• chronique du 26 mars : Jesus change son regard sur l'étranger

    La rencontre avec la Syro phénicienne : Jésus change son regard sur l'étranger

     

    En ce temps de Carême, je vous propose une chronique un peu particulière parce qu’elle porte un passage d’évangile. Il s’agit de la rencontre avec la Syro-phénicienne en Matthieu 15, 21-28.

    Dans ce passage, Jésus se retire au pays de Tyr et de Sidon, autrement dit à l’étranger pour un juif de l’époque.

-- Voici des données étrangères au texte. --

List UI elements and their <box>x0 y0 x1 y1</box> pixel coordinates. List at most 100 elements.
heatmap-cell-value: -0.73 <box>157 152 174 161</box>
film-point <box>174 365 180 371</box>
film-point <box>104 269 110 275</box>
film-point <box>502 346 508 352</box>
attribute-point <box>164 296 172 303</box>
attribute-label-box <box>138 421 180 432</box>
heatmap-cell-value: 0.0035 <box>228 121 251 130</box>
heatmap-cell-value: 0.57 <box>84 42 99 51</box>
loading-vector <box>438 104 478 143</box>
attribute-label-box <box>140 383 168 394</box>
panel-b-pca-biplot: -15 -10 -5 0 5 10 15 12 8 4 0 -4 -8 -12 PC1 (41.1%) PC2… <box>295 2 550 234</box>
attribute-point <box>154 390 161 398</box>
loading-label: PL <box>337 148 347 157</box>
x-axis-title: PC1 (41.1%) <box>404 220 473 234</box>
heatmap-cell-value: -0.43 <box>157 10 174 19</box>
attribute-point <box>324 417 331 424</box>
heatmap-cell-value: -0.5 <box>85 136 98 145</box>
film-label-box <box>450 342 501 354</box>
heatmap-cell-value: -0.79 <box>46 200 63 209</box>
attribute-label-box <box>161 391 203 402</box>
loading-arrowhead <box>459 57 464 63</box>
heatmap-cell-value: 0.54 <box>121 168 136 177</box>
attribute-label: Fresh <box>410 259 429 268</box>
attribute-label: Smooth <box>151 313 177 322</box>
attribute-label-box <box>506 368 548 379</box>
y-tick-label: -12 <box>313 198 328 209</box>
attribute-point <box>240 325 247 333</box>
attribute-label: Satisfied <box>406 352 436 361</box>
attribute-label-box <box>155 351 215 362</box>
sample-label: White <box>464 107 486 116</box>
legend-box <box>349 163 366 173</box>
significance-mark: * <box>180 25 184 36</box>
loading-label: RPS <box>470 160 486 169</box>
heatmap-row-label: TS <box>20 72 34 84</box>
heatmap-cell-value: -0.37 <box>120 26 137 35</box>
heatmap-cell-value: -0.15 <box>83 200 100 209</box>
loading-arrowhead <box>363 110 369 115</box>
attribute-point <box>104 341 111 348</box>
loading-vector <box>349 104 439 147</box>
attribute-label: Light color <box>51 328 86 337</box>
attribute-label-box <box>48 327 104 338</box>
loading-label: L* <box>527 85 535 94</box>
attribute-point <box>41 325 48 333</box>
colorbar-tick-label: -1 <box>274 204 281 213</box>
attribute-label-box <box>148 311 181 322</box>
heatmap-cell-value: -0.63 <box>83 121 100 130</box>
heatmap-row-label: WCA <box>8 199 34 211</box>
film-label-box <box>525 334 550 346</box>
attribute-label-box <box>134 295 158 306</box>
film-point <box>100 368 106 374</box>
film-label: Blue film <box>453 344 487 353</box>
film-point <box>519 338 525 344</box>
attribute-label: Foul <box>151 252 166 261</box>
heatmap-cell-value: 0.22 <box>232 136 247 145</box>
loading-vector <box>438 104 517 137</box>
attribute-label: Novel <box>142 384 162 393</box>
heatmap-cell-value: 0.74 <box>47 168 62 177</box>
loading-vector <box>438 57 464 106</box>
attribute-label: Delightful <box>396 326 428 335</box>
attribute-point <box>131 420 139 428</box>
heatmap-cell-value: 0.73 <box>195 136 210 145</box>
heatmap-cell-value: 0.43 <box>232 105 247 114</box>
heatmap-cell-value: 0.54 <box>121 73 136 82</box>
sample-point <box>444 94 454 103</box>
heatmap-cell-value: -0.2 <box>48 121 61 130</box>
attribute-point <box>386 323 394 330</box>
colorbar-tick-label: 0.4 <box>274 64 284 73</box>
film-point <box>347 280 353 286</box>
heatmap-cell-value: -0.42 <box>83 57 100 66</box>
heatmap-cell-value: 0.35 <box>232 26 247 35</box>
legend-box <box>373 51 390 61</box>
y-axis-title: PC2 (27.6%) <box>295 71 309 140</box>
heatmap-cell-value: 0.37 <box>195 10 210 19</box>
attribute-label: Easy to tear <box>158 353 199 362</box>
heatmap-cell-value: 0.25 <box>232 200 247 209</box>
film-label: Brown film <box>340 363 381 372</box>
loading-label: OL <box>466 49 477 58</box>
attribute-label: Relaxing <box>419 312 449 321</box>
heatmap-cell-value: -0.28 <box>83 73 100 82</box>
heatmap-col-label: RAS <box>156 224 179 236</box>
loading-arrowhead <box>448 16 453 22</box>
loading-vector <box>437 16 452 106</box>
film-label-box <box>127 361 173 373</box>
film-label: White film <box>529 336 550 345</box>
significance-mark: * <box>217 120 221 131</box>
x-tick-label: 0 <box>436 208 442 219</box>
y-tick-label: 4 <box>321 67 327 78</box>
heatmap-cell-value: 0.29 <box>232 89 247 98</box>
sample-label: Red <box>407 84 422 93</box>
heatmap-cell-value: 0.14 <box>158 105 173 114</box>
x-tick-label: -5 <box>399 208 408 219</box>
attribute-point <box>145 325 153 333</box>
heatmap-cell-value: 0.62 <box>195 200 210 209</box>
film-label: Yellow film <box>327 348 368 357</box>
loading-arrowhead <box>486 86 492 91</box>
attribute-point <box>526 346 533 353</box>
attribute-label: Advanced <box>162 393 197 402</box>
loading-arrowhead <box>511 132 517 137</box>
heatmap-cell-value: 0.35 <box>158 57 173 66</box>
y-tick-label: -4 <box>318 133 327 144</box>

    Une femme vient le supplier par 3 fois de sauver sa fille.  La 1ere fois, Jésus feint de l’ignorer. La 2ème fois, Jésus lui répond que ses œuvres ne sont destinées qu’aux enfants d’Israël : « Je n'ai été envoyé qu'aux brebis perdues de la maison d'Israël. »

    La 3ème fois, Jésus lui attribue la double minoration « petit chien » : « Il n'est pas bien de prendre le pain des enfants, et de le jeter aux petits chiens. »

    Il faudra une réplique persévérante et pleine de sagesse de la femme pour que Jésus change son regard et sa position : « Oui, Seigneur, dit-elle, mais les petits chiens mangent les miettes qui tombent de la table de leurs maîtres. ».

    Que s’est-il passé ?

    Jésus apparaît là sous un jour singulier. Il ne nous avait pas habitués à ce genre de réaction fermée, dogmatique, hautaine et humiliante. Au contraire ses enseignements précédents cet évangile portent sur la miséricorde dans le Sermon de la Montagne ou sur l’Amour des ennemis en Mtt 5. D’habitude, quand ses disciples sont à côté de la plaque, Il n’hésite pas à les remettre en ligne vigoureusement. Là, non, il va dans le même sens qu’eux. Celui qui appelle à l’aide dérange toujours notre confort intellectuel ou matériel, notre confort petit bourgeois pourrait-on dire aujourd’hui. Celui qui appelle à l’aide met nos intentions et nos bons sentiments à l’épreuve. Nous risquons d’être démasqués. Avons-nous des postures d’êtres bienfaisants ou sommes le nous en Vérité et donc en action ?

    Juste avant ce passage, Jésus a eu une discussion avec des Pharisien sur la stricte observance des rites et interdits religieux. Jésus leur révèle l’aspect délétère de l’obéissance à la Lettre si l’Esprit a été perdu : « vous avez annulé la Parole de Dieu au nom de votre Tradition », dit-il en Mtt 15,6. Il en profite par la suite pour enseigner à la foule ce qu’est le pur et l’impur : l’impur n’est pas ce qui rentre mais ce qui sort. Or dans notre passage, Jésus à l’air de se fourvoyer dans les mêmes erreurs et la même froideur que les pharisiens : Il s’accroche à la Tradition sans écouter son Cœur ni son Esprit. En s’accrochant ainsi, Il commet une seconde erreur : Il essentialise l’impureté. L’étrangère est impure parce que non juive. Alors qu’Il vient d’enseigner autre chose sur l’impur. Or les intentions de cette femme ne sont pas mauvaises, elle n’a pas commis de mauvaises actions, elle veut juste que sa fille soit sauvée. Elle s’accroche, elle persévère, elle va chercher l’argument qui lui commande l’Amour qu’elle porte à sa fille, un argument plein de vérité. Vérité que Jésus va reconnaître aussitôt et du même coup, Il va reconnaître son erreur et lui accorder ce qu’elle demande.

    L’étranger vient là comme un miroir qui, par la confrontation de l’étrange, nous révèle nos parts d’ombre qui restent à illuminer. Par cet épisode, Jésus ouvre la voie de la remise en cause de nos propres préjugés. Il nous appelle à dépasser des cadres rassurant de nos habitudes et certitudes pour pouvoir rester fidèle au Cœur et à l’Esprit. Il nous enseigne que tous les humains sont frères.

     

    L’étranger dans notre société est une mise à l’épreuve de notre humanité. Saurons-nous dépasser nos préjugés, comme Jésus, pour ouvrir à cet étranger aussi nos œuvres, nos soins, notre hospitalité, notre fraternité ?

     

    C’est un des enjeux qui se jouent en ce moment.